È un’atmosfera di scompiglio, quasi, quella che si respira per ora in corso Tukory. È lì, al civico 182, pochi metri prima della deviazione che porta alla stazione centrale che si trova la gioielleria Mineo, riconducibile a Settimo Mineo, tra gli arrestati nel blitz di questa mattina, Cupola 2.0. Descritto dagli inquirenti non solo come il capo del mandamento di Pagliarelli, tra i più potenti di Palermo a sentire i magistrati, ma addirittura come l’erede di Totò Riina, per la maggior parte dei commercianti che condividono lo stesso marciapiede c’è parecchia incredulità. «Appena ho letto il suo nome stamattina sui giornali sono rimasto scioccato», dice subito un dipendente di Eurobet, l’agenzia di scommesse a tre civici di distanza dal negozio di preziosi. «Veniva in chiesa con me la domenica, lo incontravo spesso. Una persona normalissima», ribadisce a più riprese.
«Dicono che era l’erede di Totò Riina addirittura, a me pareva cchiù bonu ru pani – insiste il dipendente -. Ogni tanto parlavamo, era una persona tranquilla, ormai alla sua età non stava neanche più in negozio, ma capitava di vederlo qua». Negozio che, passando dalla via, sembra quasi presidiato dai carabinieri. Una saracinesca questa mattina è rimasta chiusa, l’altra invece, quella che scopre la porta d’ingresso, è tutta sollevata. Ed è qui che stazionano fissi i militari, per evitare che qualcuno possa entrare in negozio, dove ci sono alcuni parenti di Mineo. «Sembrava proprio un bravo cristianu, per essere l’erede del capo dei capi non dovresti essere cattivo? – si domanda ancora il vicino di negozio – Ecco, lui non lo era, ancora ci penso e rimango scioccato. Sono parole forti quelle diffuse dalla magistratura per descriverlo, ma ripeto, era un anziano molto tranquillo e normale, io ho sempre visto questo».
Identico lo stupore dei commercianti delle attività a seguire, scendendo lungo corso Tukory. «Onestamente mi sembra che l’abbiano sparata troppo grossa stavolta», azzarda un dipendente del bar a fianco alla gioielleria. Che aggiusta subito il tiro: «Certo, avranno fatto delle indagini, lo stanno descrivendo come il padrino che avrebbe avuto in mano tutto, l’erede di Riina, ma a sentire il suo nome, Settimo Mineo, uno in realtà pensa subito “ma cu è”? Chi lo ha sentito mai questo nome? È un signore di 80 anni, un pensionato, passava di qua ogni tanto, si vedeva in giro, niente di più». Non tutti, però, sono disposti a condividere ricordi e aneddoti dell’arzillo anziano colpito dall’operazione antimafia della Dda palermitana. «Attenetevi a quello che vi dicono i carabinieri, non chiedete in giro alla gente», commenta con fare seccato un avventore di una polleria vicina, nei pressi della quale un capannello di gente osserva confabulando il via vai di militari dalla gioielleria, poco distante. «Come al solito si esagera, diciamo così», si lascia però sfuggire alla fine.
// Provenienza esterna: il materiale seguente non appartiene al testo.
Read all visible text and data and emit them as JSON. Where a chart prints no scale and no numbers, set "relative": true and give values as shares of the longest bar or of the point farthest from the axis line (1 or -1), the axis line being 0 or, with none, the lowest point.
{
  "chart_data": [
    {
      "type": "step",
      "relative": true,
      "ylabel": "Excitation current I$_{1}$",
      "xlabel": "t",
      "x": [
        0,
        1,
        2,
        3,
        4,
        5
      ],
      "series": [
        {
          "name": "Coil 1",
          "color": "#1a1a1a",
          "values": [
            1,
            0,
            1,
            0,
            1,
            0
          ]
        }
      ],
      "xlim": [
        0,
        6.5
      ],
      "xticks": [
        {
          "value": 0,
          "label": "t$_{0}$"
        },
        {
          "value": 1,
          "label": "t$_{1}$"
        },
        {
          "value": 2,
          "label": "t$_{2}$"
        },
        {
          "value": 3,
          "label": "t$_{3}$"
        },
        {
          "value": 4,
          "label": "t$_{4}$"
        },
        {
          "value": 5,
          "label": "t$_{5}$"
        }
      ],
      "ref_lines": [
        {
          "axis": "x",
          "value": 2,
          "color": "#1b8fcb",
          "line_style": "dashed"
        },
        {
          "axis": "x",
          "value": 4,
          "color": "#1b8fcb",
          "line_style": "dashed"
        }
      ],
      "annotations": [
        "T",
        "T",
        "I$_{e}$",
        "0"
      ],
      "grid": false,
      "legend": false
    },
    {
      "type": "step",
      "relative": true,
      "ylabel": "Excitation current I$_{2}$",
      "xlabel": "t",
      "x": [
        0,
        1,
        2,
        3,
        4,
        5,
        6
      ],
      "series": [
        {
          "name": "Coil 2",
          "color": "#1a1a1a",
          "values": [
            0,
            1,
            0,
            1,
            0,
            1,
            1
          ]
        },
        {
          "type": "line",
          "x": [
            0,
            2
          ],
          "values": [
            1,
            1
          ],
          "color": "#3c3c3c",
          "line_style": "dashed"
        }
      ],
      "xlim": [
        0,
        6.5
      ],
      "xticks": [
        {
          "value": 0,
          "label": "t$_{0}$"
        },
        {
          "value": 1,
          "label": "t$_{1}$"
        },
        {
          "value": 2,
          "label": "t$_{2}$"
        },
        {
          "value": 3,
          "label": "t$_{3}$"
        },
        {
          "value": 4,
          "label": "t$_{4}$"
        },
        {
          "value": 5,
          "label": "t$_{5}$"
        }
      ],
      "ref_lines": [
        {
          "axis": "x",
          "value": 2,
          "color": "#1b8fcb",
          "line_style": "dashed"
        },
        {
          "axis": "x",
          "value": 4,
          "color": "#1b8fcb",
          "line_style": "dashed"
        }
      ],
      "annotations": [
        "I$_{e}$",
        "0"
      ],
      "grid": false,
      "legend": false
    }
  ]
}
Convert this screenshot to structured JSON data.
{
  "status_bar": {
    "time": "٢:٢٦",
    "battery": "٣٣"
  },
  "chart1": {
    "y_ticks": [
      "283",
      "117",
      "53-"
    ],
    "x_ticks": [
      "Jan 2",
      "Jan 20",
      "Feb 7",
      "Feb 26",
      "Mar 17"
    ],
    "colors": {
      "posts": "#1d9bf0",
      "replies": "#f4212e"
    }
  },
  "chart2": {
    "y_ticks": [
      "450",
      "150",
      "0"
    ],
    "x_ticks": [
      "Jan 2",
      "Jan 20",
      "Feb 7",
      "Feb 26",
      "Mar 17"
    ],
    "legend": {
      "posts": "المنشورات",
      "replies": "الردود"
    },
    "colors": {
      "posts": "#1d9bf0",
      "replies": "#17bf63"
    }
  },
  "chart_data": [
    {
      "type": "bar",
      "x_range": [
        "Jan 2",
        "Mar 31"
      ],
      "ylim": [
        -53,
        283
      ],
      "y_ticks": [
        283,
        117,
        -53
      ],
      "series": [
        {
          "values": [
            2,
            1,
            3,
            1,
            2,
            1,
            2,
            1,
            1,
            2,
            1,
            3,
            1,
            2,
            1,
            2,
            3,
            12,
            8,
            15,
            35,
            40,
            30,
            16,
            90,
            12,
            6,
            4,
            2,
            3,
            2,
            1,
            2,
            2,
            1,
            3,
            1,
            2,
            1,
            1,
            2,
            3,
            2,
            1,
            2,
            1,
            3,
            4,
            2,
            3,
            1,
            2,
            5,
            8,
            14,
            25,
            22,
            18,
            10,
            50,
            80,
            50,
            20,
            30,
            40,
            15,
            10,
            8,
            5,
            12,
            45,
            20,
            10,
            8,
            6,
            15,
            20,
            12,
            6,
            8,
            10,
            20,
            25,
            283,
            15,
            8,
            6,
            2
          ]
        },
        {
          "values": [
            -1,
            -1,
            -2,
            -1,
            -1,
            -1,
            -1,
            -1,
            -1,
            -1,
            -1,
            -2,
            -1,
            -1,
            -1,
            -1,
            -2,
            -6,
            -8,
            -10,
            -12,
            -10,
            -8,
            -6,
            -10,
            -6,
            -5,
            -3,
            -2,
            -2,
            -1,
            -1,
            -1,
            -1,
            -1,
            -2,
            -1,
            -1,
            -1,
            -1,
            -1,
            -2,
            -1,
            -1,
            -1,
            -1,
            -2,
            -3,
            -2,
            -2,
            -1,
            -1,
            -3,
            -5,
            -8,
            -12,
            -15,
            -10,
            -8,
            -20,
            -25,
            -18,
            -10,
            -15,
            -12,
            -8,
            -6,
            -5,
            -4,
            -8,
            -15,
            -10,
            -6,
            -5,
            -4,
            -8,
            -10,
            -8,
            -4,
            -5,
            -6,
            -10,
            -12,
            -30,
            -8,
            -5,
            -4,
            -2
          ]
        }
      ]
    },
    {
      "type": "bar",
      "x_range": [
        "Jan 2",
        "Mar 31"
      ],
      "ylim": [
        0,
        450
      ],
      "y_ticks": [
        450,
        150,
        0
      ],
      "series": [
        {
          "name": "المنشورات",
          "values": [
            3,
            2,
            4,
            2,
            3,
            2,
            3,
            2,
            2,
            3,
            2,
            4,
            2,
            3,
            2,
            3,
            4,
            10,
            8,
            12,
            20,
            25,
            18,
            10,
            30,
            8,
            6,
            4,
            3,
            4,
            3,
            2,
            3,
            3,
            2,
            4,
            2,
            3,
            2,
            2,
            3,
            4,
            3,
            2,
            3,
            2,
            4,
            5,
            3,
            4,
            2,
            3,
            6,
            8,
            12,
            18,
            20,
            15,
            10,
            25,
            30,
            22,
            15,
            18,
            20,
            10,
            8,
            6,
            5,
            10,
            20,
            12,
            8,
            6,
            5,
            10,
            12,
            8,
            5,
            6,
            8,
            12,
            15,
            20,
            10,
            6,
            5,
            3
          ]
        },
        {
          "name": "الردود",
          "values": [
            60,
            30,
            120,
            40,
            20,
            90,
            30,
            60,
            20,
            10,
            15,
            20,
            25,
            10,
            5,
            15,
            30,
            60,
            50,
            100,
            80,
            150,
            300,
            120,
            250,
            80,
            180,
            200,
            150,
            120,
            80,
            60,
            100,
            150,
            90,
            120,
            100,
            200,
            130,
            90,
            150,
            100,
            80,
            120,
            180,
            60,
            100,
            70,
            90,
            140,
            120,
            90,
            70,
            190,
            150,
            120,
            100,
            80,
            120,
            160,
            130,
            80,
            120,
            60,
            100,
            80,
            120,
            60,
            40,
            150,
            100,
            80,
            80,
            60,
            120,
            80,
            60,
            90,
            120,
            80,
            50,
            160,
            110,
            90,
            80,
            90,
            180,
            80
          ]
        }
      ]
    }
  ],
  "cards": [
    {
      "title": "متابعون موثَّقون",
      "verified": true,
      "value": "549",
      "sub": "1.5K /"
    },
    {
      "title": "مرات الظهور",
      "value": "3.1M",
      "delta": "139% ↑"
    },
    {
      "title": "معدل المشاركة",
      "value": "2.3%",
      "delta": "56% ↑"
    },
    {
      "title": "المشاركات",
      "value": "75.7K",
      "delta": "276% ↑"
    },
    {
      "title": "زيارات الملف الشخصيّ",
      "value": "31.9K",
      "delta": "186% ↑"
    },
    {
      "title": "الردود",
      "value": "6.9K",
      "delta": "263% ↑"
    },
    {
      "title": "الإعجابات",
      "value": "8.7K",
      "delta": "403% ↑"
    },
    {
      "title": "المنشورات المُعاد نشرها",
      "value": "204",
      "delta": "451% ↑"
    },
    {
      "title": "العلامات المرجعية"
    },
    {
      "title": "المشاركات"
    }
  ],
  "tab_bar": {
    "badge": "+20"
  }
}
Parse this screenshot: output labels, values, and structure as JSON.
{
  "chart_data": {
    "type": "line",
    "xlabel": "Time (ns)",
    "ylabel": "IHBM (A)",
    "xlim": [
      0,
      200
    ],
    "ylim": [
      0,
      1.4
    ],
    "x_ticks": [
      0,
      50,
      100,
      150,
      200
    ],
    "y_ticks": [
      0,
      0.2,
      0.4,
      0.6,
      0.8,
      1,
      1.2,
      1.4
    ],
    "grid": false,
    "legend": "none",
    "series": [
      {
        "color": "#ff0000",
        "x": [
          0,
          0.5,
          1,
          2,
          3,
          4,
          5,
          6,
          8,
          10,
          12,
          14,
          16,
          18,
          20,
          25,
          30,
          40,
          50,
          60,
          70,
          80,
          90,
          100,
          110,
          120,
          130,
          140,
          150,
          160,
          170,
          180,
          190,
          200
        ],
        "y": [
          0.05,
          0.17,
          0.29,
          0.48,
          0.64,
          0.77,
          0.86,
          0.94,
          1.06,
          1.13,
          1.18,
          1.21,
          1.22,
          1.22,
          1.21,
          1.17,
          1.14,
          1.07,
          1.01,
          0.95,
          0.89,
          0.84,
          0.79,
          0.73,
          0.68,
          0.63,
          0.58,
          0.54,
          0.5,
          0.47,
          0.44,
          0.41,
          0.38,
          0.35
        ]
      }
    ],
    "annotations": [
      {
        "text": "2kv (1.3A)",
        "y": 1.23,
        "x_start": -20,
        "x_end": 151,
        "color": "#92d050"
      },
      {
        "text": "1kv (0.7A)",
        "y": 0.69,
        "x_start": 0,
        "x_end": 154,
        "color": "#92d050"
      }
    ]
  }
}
Ma basta attraversare la strada ed entrare dentro a un negozio nel marciapiede opposto per raccogliere un ritratto piuttosto diverso di Settimo Mineo. «Ma qual è a novità?», dice subito infatti il dipendente di un’orologeria. «Stamattina sono tutti increduli di fronte al nome di Mineo nelle cronache del blitz, tutti caduti dalle nuvole, ma non c’è nessuna novità, in realtà è una cosa vecchia». Alludendo ai precedenti giudiziari dell’80enne, già arrestato in passato per mafia. «È che banalmente chi sta qua o lavora qua deve guadagnarsi il pane. Ma davvero, non si può non sapere dei suoi trascorsi, dei precedenti per mafia, degli arresti passati. Gli altri forse parlano in un certo modo perché hanno paura, hanno famiglia, figli, molti negozi sono proprio accanto alla gioielleria – osserva l’uomo -. Lo stesso locale che si trova a fianco, dove oggi ha sede la Cav (centro aiuto alla vita), è un bene confiscato a lui, a Settimo Mineo, quindi novità non ce n’è proprio».